O SER HUMANO: CRIADO E CRIADOR

Recebo de um amigo estudioso da área de Letras e de História, talentoso poeta e pesquisador, duas contribuições sobre o efeito do texto poético em relação ao receptor, quando de seu encontro com o texto, à leitura primeira. Aquela sensação de “estranhamento”, o inusitado que ocorre na cabeça do leitor, especialmente aquele que ama a Poesia como gênero literário e aceita a sua proposta de reflexão. Vejamos:

“O termo “estranhamento” que utilizas, seria a tradução de "ato epifânico" de que tratam alguns críticos... e que seria uma função ou missão da arte... No caso a poesia!” (1ª mensagem)

“Tenho o “ato epifânico” como o relato de uma experiência que a princípio se mostra simples e rotineira, mas que acaba por mostrar toda a força de uma inusitada revelação... ou ainda, segundo Affonso Romano de Sant'Anna, que tenta assim definir esse fenômeno pelo termo “revelação”, ou seja, um episódio provocado por atos comuns do dia-a-dia, que resulta num momento de êxtase em que se percebe uma “realidade atordoante”. E para Massaud Moisés, trata-se de um “instante existencial”, um momento quase sempre fugaz em que, no caso dos personagens de Lispector, tomados de uma “súbita revelação interior”, apercebem-se de seus destinos.” (2ª mensagem)

– Moisés Menezes, via Facebook, remessas em 26/09/2012.
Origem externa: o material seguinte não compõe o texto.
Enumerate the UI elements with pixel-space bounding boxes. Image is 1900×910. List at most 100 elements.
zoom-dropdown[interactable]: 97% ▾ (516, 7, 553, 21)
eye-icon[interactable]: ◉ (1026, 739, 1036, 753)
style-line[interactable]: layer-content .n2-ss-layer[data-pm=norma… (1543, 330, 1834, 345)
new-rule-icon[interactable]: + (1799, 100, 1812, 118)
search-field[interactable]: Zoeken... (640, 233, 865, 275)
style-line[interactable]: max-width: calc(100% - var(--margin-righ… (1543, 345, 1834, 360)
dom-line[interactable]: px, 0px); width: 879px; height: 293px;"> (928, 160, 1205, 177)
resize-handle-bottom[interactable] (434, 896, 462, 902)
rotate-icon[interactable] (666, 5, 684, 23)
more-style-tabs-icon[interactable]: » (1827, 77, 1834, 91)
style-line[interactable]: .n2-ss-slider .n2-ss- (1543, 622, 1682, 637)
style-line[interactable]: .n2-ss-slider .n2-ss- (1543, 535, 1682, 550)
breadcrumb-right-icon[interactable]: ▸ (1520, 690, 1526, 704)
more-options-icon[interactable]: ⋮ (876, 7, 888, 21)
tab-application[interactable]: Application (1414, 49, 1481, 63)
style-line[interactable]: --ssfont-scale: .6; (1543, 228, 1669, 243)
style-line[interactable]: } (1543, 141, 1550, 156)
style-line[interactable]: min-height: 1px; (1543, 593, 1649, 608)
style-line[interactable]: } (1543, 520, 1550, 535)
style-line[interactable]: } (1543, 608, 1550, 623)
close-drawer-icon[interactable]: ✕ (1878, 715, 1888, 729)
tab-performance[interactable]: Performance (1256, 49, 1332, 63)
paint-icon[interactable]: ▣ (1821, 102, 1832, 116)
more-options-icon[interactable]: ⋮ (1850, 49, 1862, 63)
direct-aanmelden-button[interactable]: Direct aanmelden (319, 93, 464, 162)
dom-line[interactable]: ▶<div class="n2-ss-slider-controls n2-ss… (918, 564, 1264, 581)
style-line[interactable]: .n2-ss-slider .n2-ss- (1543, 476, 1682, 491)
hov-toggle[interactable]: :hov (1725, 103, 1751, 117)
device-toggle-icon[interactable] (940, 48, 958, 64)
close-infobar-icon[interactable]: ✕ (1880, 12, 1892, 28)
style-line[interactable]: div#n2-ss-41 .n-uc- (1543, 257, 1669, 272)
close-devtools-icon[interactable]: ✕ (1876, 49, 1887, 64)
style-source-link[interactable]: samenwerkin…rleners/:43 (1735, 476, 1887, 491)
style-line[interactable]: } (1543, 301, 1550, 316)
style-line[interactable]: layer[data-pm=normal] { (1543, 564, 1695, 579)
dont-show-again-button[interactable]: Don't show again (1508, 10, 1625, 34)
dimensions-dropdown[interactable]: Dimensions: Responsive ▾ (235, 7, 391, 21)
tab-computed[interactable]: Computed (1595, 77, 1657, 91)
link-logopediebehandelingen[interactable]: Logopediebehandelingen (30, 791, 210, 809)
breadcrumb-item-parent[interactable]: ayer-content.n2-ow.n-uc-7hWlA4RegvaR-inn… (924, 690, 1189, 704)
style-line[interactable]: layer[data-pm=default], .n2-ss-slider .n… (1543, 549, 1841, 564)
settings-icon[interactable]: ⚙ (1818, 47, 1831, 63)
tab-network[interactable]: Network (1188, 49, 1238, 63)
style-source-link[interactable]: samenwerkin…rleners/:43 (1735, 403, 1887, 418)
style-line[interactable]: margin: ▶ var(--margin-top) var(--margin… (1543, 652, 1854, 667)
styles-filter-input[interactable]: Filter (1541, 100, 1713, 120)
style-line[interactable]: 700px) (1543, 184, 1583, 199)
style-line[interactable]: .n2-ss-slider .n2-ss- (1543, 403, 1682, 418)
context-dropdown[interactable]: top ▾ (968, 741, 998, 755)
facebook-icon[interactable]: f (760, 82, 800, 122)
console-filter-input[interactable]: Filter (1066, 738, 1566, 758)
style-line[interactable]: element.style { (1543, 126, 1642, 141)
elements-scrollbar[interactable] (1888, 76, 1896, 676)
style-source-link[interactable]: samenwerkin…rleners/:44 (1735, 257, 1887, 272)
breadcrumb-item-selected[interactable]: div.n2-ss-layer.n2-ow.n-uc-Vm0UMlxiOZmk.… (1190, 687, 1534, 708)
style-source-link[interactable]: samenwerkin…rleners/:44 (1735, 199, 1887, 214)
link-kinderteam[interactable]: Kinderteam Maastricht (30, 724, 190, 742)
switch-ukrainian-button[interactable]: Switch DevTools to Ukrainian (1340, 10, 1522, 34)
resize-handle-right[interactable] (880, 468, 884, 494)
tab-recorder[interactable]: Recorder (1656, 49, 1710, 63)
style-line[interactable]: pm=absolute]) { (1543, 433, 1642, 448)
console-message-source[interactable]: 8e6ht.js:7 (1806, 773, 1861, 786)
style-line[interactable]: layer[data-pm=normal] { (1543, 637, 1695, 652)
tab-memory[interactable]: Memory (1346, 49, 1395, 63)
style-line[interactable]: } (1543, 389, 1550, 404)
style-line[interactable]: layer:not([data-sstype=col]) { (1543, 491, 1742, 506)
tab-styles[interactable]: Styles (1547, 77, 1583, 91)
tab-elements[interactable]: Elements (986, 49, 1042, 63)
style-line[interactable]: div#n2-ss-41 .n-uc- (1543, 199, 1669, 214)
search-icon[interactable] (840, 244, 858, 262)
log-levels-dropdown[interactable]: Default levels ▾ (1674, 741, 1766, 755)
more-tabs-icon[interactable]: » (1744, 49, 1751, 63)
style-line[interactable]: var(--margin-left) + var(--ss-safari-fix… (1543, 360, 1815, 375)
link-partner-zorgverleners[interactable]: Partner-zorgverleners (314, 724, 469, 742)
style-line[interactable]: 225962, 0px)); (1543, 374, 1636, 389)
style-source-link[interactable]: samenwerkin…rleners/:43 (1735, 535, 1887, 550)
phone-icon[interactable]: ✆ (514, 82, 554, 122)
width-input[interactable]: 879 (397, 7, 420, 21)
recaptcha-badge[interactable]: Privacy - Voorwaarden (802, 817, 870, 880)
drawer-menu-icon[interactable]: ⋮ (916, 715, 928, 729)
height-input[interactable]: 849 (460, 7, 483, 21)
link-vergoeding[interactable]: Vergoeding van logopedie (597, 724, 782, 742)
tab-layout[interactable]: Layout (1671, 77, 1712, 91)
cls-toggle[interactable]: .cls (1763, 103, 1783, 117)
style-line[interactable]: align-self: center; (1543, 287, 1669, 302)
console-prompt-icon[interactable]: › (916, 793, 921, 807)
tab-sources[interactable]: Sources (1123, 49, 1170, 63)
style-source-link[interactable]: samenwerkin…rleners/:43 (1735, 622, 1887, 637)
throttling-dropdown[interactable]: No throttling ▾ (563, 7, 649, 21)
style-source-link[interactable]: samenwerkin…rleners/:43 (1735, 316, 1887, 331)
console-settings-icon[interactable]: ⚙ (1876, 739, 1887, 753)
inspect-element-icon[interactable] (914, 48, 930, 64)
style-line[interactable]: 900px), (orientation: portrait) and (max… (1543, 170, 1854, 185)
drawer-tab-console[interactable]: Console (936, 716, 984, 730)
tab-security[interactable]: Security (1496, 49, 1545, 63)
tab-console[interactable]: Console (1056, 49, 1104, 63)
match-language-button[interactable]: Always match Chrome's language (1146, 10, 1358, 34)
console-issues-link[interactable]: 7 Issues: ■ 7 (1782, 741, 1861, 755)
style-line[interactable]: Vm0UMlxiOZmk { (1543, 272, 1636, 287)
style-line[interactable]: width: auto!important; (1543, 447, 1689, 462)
Amigo poeta Moisés! Nunca me topei com a expressão "ato epifânico", o que pra mim é novidade. Não sei se a poderíamos ter como sinonímia, já que "Epifania" é, segundo o Aurelião: "aparição ou manifestação divina". E o que apontamos aqui é o "ato de estranhar (-se)", segundo a mesma fonte de dicionarização. É a sensação de novidade que surpreende o receptor, principalmente no instante da primeira leitura do poema, aquela sensação inusitada e insólita que alguns POEMAS (COM POESIA) nos propõem... E nada tem de "divinal", sendo manifestação inerente ao ser humano, exceto para aqueles que imaginam a Poesia como fonte imanente do "Divino", com a qual não concordo. Por sinal, a deploro, porque nega a capacidade do humano de ser criado e criador. Quanto à segunda mensagem, agora sim, ficou tudo mais palatável e palpável. Tudo muito humano, em nada “divinal”. O bom é que estamos discutindo a nossa própria ontogênese, à revelia de conceitos gerados fora da simples (e complexa) dimensão humana. Como poderíamos assinar os (nossos) atos emocionais e intelectuais se não fossem nossos, e, sim, provindos da suserania do Divino? Seríamos meros portadores da mensagem capaz de propor o “estranhamento”? Entendo que – para alguns poetas – qualquer ato divino é o próprio “alumbramento”. Mas parece não ser o nosso caso...

– Do livro QUINTAIS DO MISTÉRIO, 2012.